According to OGT CEO Mike Evans, OGT plans to develop a syndrome chip that will initially be used for research purposes only until enough information is generated to secure entry into the European clinical market.
“The plan is that OGT will take the product to market within the EU, however as this product would have global relevance we will be exploring options for international partners,” Evans told BioArray News in an e-mail this week.
This is not the first time that the array firm has signaled its intention to enter the clinical market with its CGH technology. OGT has developed syndrome-specific arrays in the past, both internally and with partners. For example, the company has partnered with the Oxford Gene Knowledge Park, a National Health Service-funded think tank, to develop CGH chips for use in UK cytogenetic labs to test for learning disabilities (see BAN 2/14/2006).
And last October, Evans told BioArray News that OGT was alpha-testing its own syndrome chip with input from OGKP and other cytogenetic groups, and said that the array will include content for Prader Willi, DiGeorge, and Cri du Chat syndromes, amongst others (see BAN 10/3/2006).
OGT this week declined to name syndromes that may appear on a prenatal diagnostic.
“As part of the project we will be working within the clinical community to gain consensus on what prenatal syndromes the array should test for,” Evans wrote in the e-mail. “This is at an early stage so we are unable to provide specifics at this time,” he added. Evans also pointed out that the chip developed with OGKP was fundamentally different in that it was designed to be used in a post-natal setting.
“The OGKP work was focused on an array which would test for a broader range of syndromes in a post-natal setting,” he wrote. ”The work with the Sanger will be focused on developing an array format which is targeted at a focused set of syndromes which are appropriate to test for in a pre-natal setting.”
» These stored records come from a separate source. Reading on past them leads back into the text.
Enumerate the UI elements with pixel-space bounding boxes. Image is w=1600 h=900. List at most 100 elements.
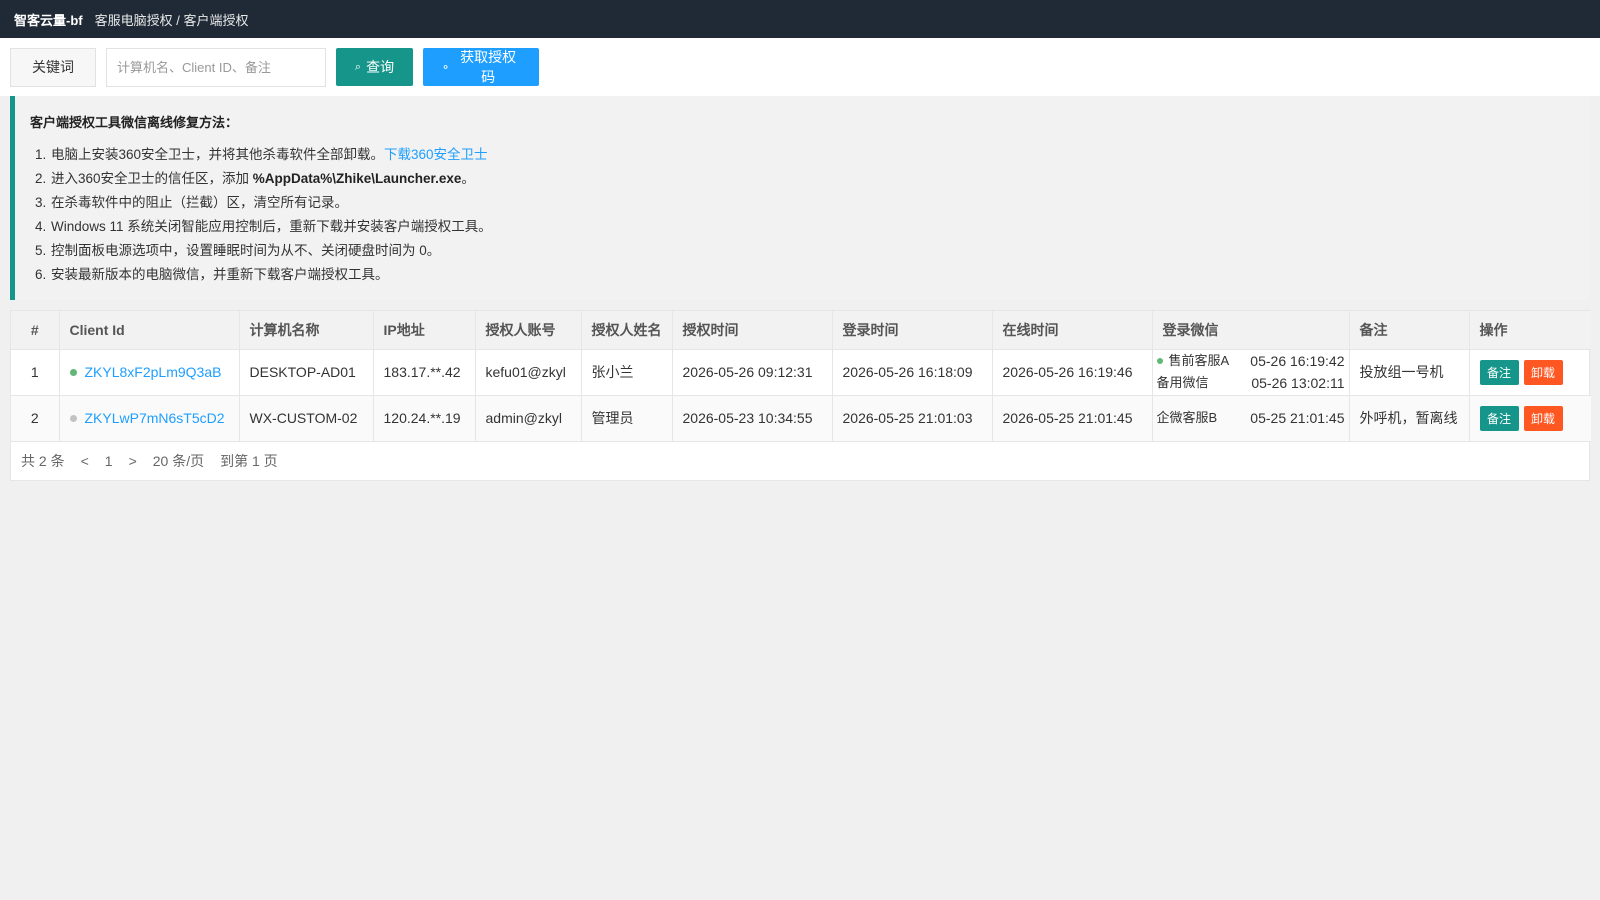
get-auth-code-label: 获取授权码 (460, 49, 517, 85)
wechat-name: 售前客服A (1168, 353, 1230, 368)
col-client-id: Client Id (59, 311, 240, 350)
notice-item-number: 2. (35, 171, 47, 186)
actions-cell: 备注 卸载 (1469, 349, 1591, 396)
wechat-time: 05-26 16:19:42 (1250, 353, 1345, 369)
total-count: 共 2 条 (21, 452, 65, 469)
page-number[interactable]: 1 (105, 453, 113, 469)
notice-item-number: 1. (35, 147, 47, 162)
keyword-label: 关键词 (10, 47, 96, 87)
client-id-cell: ZKYL8xF2pLm9Q3aB (59, 349, 240, 396)
client-table: # Client Id 计算机名称 IP地址 授权人账号 授权人姓名 授权时间 … (11, 311, 1591, 442)
online-time: 2026-05-26 16:19:46 (992, 349, 1153, 396)
query-button[interactable]: ⌕ 查询 (336, 48, 413, 86)
status-online-icon (69, 368, 77, 376)
notice-item-text: 电脑上安装360安全卫士，并将其他杀毒软件全部卸载。 (51, 147, 385, 162)
online-time: 2026-05-25 21:01:45 (992, 395, 1153, 442)
account: admin@zkyl (475, 395, 582, 442)
notice-list: 1. 电脑上安装360安全卫士，并将其他杀毒软件全部卸载。下载360安全卫士 2.… (29, 143, 1590, 287)
client-id-link[interactable]: ZKYL8xF2pLm9Q3aB (85, 364, 222, 380)
table-row: 2 ZKYLwP7mN6sT5cD2 WX-CUSTOM-02 120.24.*… (11, 395, 1591, 442)
col-computer-name: 计算机名称 (239, 311, 374, 350)
wechat-time: 05-26 13:02:11 (1251, 375, 1345, 391)
computer-name: WX-CUSTOM-02 (239, 395, 374, 442)
login-wechat-cell: 企微客服B 05-25 21:01:45 (1152, 395, 1350, 442)
notice-panel: 客户端授权工具微信离线修复方法： 1. 电脑上安装360安全卫士，并将其他杀毒软件… (10, 96, 1590, 300)
notice-item: 6. 安装最新版本的电脑微信，并重新下载客户端授权工具。 (29, 263, 1590, 287)
download-360-link[interactable]: 下载360安全卫士 (384, 147, 488, 162)
col-name: 授权人姓名 (581, 311, 673, 350)
top-bar: 智客云量-bf 客服电脑授权 / 客户端授权 (0, 0, 1600, 38)
notice-item-tail: 。 (461, 171, 475, 186)
notice-item-number: 3. (35, 195, 47, 210)
notice-item-number: 6. (35, 267, 47, 282)
col-note: 备注 (1349, 311, 1470, 350)
unload-button[interactable]: 卸载 (1523, 405, 1563, 431)
launcher-path: %AppData%\Zhike\Launcher.exe (252, 171, 462, 186)
client-table-panel: # Client Id 计算机名称 IP地址 授权人账号 授权人姓名 授权时间 … (10, 310, 1591, 481)
col-actions: 操作 (1469, 311, 1591, 350)
auth-time: 2026-05-23 10:34:55 (672, 395, 833, 442)
actions-cell: 备注 卸载 (1469, 395, 1591, 442)
notice-item: 1. 电脑上安装360安全卫士，并将其他杀毒软件全部卸载。下载360安全卫士 (29, 143, 1590, 167)
client-id-link[interactable]: ZKYLwP7mN6sT5cD2 (85, 410, 225, 426)
next-page-button[interactable]: > (129, 453, 137, 469)
ip-address: 183.17.**.42 (373, 349, 476, 396)
notice-item-number: 4. (35, 219, 47, 234)
table-row: 1 ZKYL8xF2pLm9Q3aB DESKTOP-AD01 183.17.*… (11, 349, 1591, 396)
login-time: 2026-05-26 16:18:09 (832, 349, 993, 396)
account: kefu01@zkyl (475, 349, 582, 396)
auth-time: 2026-05-26 09:12:31 (672, 349, 833, 396)
wechat-entry: 企微客服B 05-25 21:01:45 (1157, 407, 1345, 429)
search-toolbar: 关键词 ⌕ 查询 ⚬ 获取授权码 (0, 38, 1600, 96)
col-login-wechat: 登录微信 (1152, 311, 1350, 350)
app-name: 智客云量-bf (14, 12, 83, 28)
col-online-time: 在线时间 (992, 311, 1153, 350)
notice-item: 3. 在杀毒软件中的阻止（拦截）区，清空所有记录。 (29, 191, 1590, 215)
wechat-time: 05-25 21:01:45 (1250, 410, 1345, 426)
wechat-entry: 备用微信 05-26 13:02:11 (1157, 372, 1345, 394)
breadcrumb: 客服电脑授权 / 客户端授权 (94, 12, 249, 28)
notice-item: 2. 进入360安全卫士的信任区，添加 %AppData%\Zhike\Launc… (29, 167, 1590, 191)
search-icon: ⌕ (354, 60, 362, 73)
note-button[interactable]: 备注 (1479, 405, 1519, 431)
col-login-time: 登录时间 (832, 311, 993, 350)
person-name: 管理员 (581, 395, 673, 442)
notice-item-number: 5. (35, 243, 47, 258)
prev-page-button[interactable]: < (81, 453, 89, 469)
get-auth-code-button[interactable]: ⚬ 获取授权码 (423, 48, 539, 86)
col-account: 授权人账号 (475, 311, 582, 350)
notice-item: 4. Windows 11 系统关闭智能应用控制后，重新下载并安装客户端授权工具。 (29, 215, 1590, 239)
login-time: 2026-05-25 21:01:03 (832, 395, 993, 442)
query-button-label: 查询 (366, 59, 395, 75)
row-index: 2 (11, 395, 60, 442)
wechat-entry: 售前客服A 05-26 16:19:42 (1156, 350, 1345, 372)
wechat-name: 企微客服B (1156, 410, 1218, 425)
pagination: 共 2 条 < 1 > 20 条/页 到第 1 页 (11, 442, 1589, 480)
note-button[interactable]: 备注 (1479, 359, 1519, 385)
client-id-cell: ZKYLwP7mN6sT5cD2 (59, 395, 240, 442)
notice-item: 5. 控制面板电源选项中，设置睡眠时间为从不、关闭硬盘时间为 0。 (29, 239, 1590, 263)
notice-title: 客户端授权工具微信离线修复方法： (30, 115, 239, 130)
login-wechat-cell: 售前客服A 05-26 16:19:42 备用微信 05-26 13:02:11 (1152, 349, 1350, 396)
note: 外呼机，暂离线 (1349, 395, 1470, 442)
computer-name: DESKTOP-AD01 (239, 349, 374, 396)
col-index: # (11, 311, 60, 350)
goto-page[interactable]: 到第 1 页 (220, 451, 278, 471)
person-name: 张小兰 (581, 349, 673, 396)
col-ip: IP地址 (373, 311, 476, 350)
notice-item-text: 进入360安全卫士的信任区，添加 (51, 171, 253, 186)
page-size-select[interactable]: 20 条/页 (153, 451, 204, 471)
status-offline-icon (69, 414, 77, 422)
search-input[interactable] (106, 47, 326, 87)
dot-icon: ⚬ (441, 61, 451, 74)
notice-item-text: 安装最新版本的电脑微信，并重新下载客户端授权工具。 (51, 267, 389, 282)
row-index: 1 (11, 349, 60, 396)
wechat-online-icon (1156, 357, 1163, 364)
notice-item-text: 在杀毒软件中的阻止（拦截）区，清空所有记录。 (51, 195, 348, 210)
unload-button[interactable]: 卸载 (1523, 359, 1563, 385)
note: 投放组一号机 (1349, 349, 1470, 396)
notice-item-text: 控制面板电源选项中，设置睡眠时间为从不、关闭硬盘时间为 0。 (51, 243, 441, 258)
col-auth-time: 授权时间 (672, 311, 833, 350)
ip-address: 120.24.**.19 (373, 395, 476, 442)
notice-item-text: Windows 11 系统关闭智能应用控制后，重新下载并安装客户端授权工具。 (51, 219, 492, 234)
In terms of array CGH screening tools, the only array currently used for prenatal diagnosis is one offered by the cytogenetics lab at Baylor College of Medicine. However, the lab has drawn criticism from companies like CombiMatrix Molecular Diagnostics and Signature Genomic Labs, which offer CGH-based post-natal testing and have stressed that it is too soon to start offering expectant mothers advice based on what many see as a nascent technology (see BAN 4/11/2006).
"More genotype-phenotype associations need to be [made] before [array CGH] can be used in the prenatal arena," CMDX President Mansoor Mohammed told BioArray News last April. "We need to have a wider corpus of data so we can gain appreciation of genotype-phenotype, phenotype-genotype associations.
“We recognize the importance of a validation phase and will ensure that regulatory approval is obtained prior to a product being marketed as [a] diagnostic.”
“A lot more maturity needs to be put into this before it is used [for prenatal analysis]," he said at the time.
Evans told BioArray News this week that OGT will follow all guidelines when it brings to market its array CGH-based prenatal diagnostic. “The OGT-Sanger program contains the intention to include a phase during which the performance of the array-based test will be compared with that of current prenatal diagnostics approaches,” he wrote. “We recognize the importance of a validation phase and will ensure that regulatory approval is obtained prior to a product being marketed as [a] diagnostic,” he added.
Meanwhile, at the Sanger
According to Nigel Carter, a molecular cytogeneticist at the Sanger Institute, the center and OGT will “design the array to screen for major chromosome abnormalities, [including] the common viable trisomies and large imbalances as well as specific microdeletion and microduplication syndromes which have severe outcomes.”
Though the Sanger has never partnered with OGT before, Carter’s lab has been heavily involved in developing both pre- and post-natal diagnostics using in-house designed and manufactured arrays, including a whole-genome tiling path array comprised of 30,000 large insert clones, he told BioArray News.
Over the past year, Carter has also published work using array CGH in diagnosing syndromes such as trisomy 21, Prader-Willi syndrome, and Pelizaeus-Merzbacher disease. He’s also been a co-author on several recent papers investigating copy number variation.
In terms of his goals, Carter said that the Sanger is interested in developing array technology for non-invasive prenatal screening, and that it does not see its relationship with OGT as a one-project deal. Evans similarly said that OGT would “view very positively any further opportunities to collaborate.”